Office demand is likewise skewing towards buildings with high sustainability standards. Recent European analysis by advisor CBRE found office buildings with sustainability certifications command a 6 percent rental premium to non-certified stock. The premium is driven by a reduction in negative environmental impact, lower operational and maintenance costs, greater appeal to tenants, and increased occupant comfort, well-being and productivity.

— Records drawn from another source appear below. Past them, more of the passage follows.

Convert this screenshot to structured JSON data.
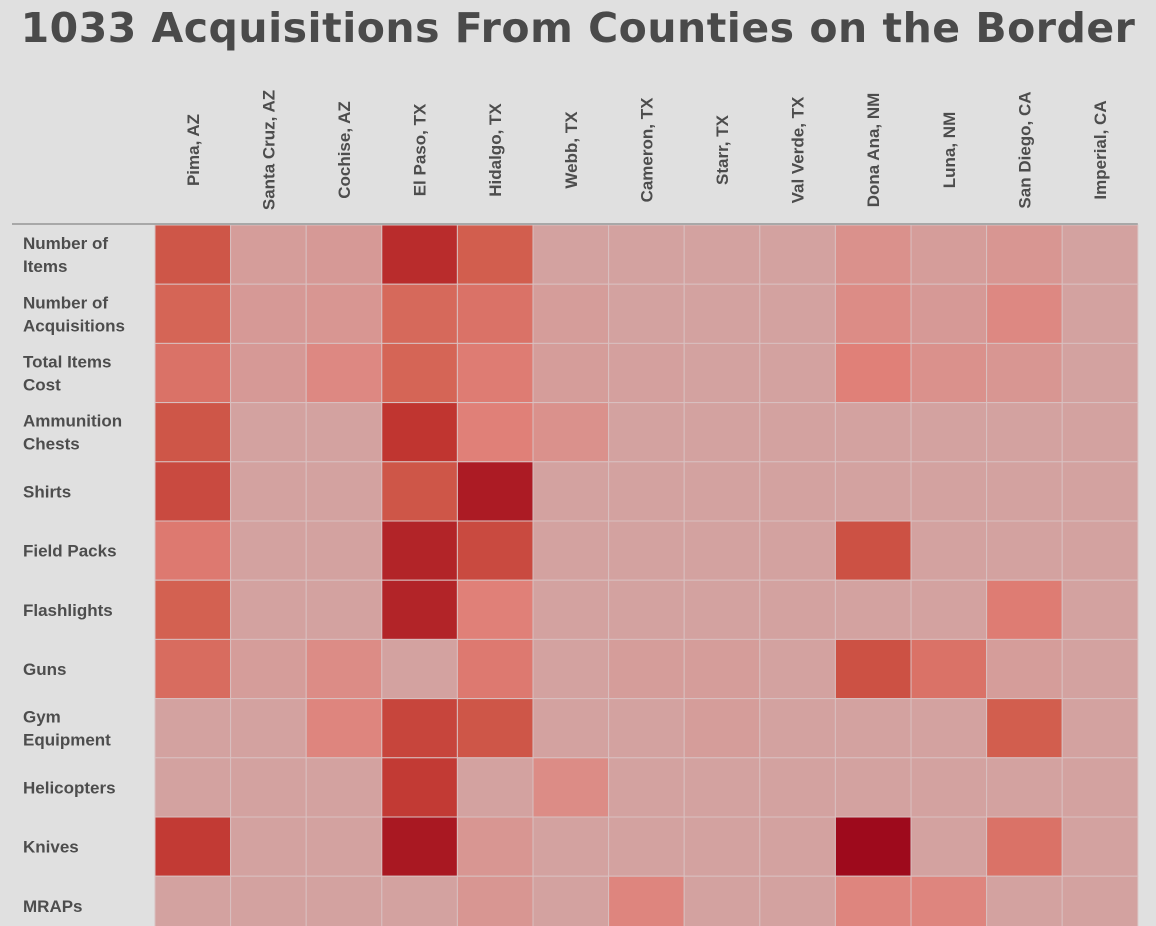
{
  "chart_data": {
    "type": "heatmap",
    "title": "1033 Acquisitions From Counties on the Border",
    "columns": [
      "Pima, AZ",
      "Santa Cruz, AZ",
      "Cochise, AZ",
      "El Paso, TX",
      "Hidalgo, TX",
      "Webb, TX",
      "Cameron, TX",
      "Starr, TX",
      "Val Verde, TX",
      "Dona Ana, NM",
      "Luna, NM",
      "San Diego, CA",
      "Imperial, CA"
    ],
    "rows": [
      {
        "label": [
          "Number of",
          "Items"
        ],
        "values": [
          0.55,
          0.08,
          0.1,
          0.8,
          0.5,
          0.05,
          0.05,
          0.05,
          0.05,
          0.15,
          0.08,
          0.12,
          0.05
        ]
      },
      {
        "label": [
          "Number of",
          "Acquisitions"
        ],
        "values": [
          0.45,
          0.1,
          0.12,
          0.42,
          0.35,
          0.08,
          0.05,
          0.05,
          0.05,
          0.18,
          0.1,
          0.2,
          0.05
        ]
      },
      {
        "label": [
          "Total Items",
          "Cost"
        ],
        "values": [
          0.35,
          0.1,
          0.2,
          0.45,
          0.28,
          0.08,
          0.06,
          0.05,
          0.05,
          0.25,
          0.15,
          0.12,
          0.05
        ]
      },
      {
        "label": [
          "Ammunition",
          "Chests"
        ],
        "values": [
          0.55,
          0.05,
          0.05,
          0.75,
          0.25,
          0.15,
          0.05,
          0.05,
          0.05,
          0.05,
          0.05,
          0.05,
          0.05
        ]
      },
      {
        "label": [
          "Shirts"
        ],
        "values": [
          0.62,
          0.05,
          0.05,
          0.55,
          0.9,
          0.05,
          0.05,
          0.05,
          0.05,
          0.05,
          0.05,
          0.05,
          0.05
        ]
      },
      {
        "label": [
          "Field Packs"
        ],
        "values": [
          0.3,
          0.05,
          0.05,
          0.85,
          0.62,
          0.05,
          0.05,
          0.05,
          0.05,
          0.58,
          0.05,
          0.05,
          0.05
        ]
      },
      {
        "label": [
          "Flashlights"
        ],
        "values": [
          0.48,
          0.05,
          0.05,
          0.85,
          0.25,
          0.05,
          0.05,
          0.05,
          0.05,
          0.05,
          0.05,
          0.28,
          0.05
        ]
      },
      {
        "label": [
          "Guns"
        ],
        "values": [
          0.4,
          0.08,
          0.18,
          0.05,
          0.3,
          0.05,
          0.08,
          0.08,
          0.05,
          0.58,
          0.35,
          0.08,
          0.05
        ]
      },
      {
        "label": [
          "Gym",
          "Equipment"
        ],
        "values": [
          0.05,
          0.05,
          0.22,
          0.65,
          0.55,
          0.05,
          0.05,
          0.08,
          0.05,
          0.05,
          0.05,
          0.5,
          0.05
        ]
      },
      {
        "label": [
          "Helicopters"
        ],
        "values": [
          0.05,
          0.05,
          0.05,
          0.72,
          0.05,
          0.18,
          0.05,
          0.05,
          0.05,
          0.05,
          0.05,
          0.05,
          0.05
        ]
      },
      {
        "label": [
          "Knives"
        ],
        "values": [
          0.72,
          0.05,
          0.05,
          0.92,
          0.12,
          0.05,
          0.05,
          0.05,
          0.05,
          1.0,
          0.05,
          0.35,
          0.05
        ]
      },
      {
        "label": [
          "MRAPs"
        ],
        "values": [
          0.05,
          0.05,
          0.05,
          0.05,
          0.12,
          0.05,
          0.22,
          0.05,
          0.05,
          0.22,
          0.22,
          0.05,
          0.05
        ]
      }
    ],
    "color_scale": [
      "#d0aaaa",
      "#e08078",
      "#d25e4e",
      "#c03530",
      "#9e0a1c"
    ]
  }
}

Satisfying investors’ sustainability requirements is just one precondition project developers must meet though. Today’s heightened risks mean Union Investment increasingly demands high-quality building and location standards, with guarantees that construction is completed on time and budget, Bütter noted. Developer creditworthiness, to ensure investor protection against financial risk, is of growing importance too.


“We don’t expect the current market environment to ease in the short term, so developers who can react flexibly to changing circumstances and have a long-term rather than short-term focus are in demand,” concludes Morshuis.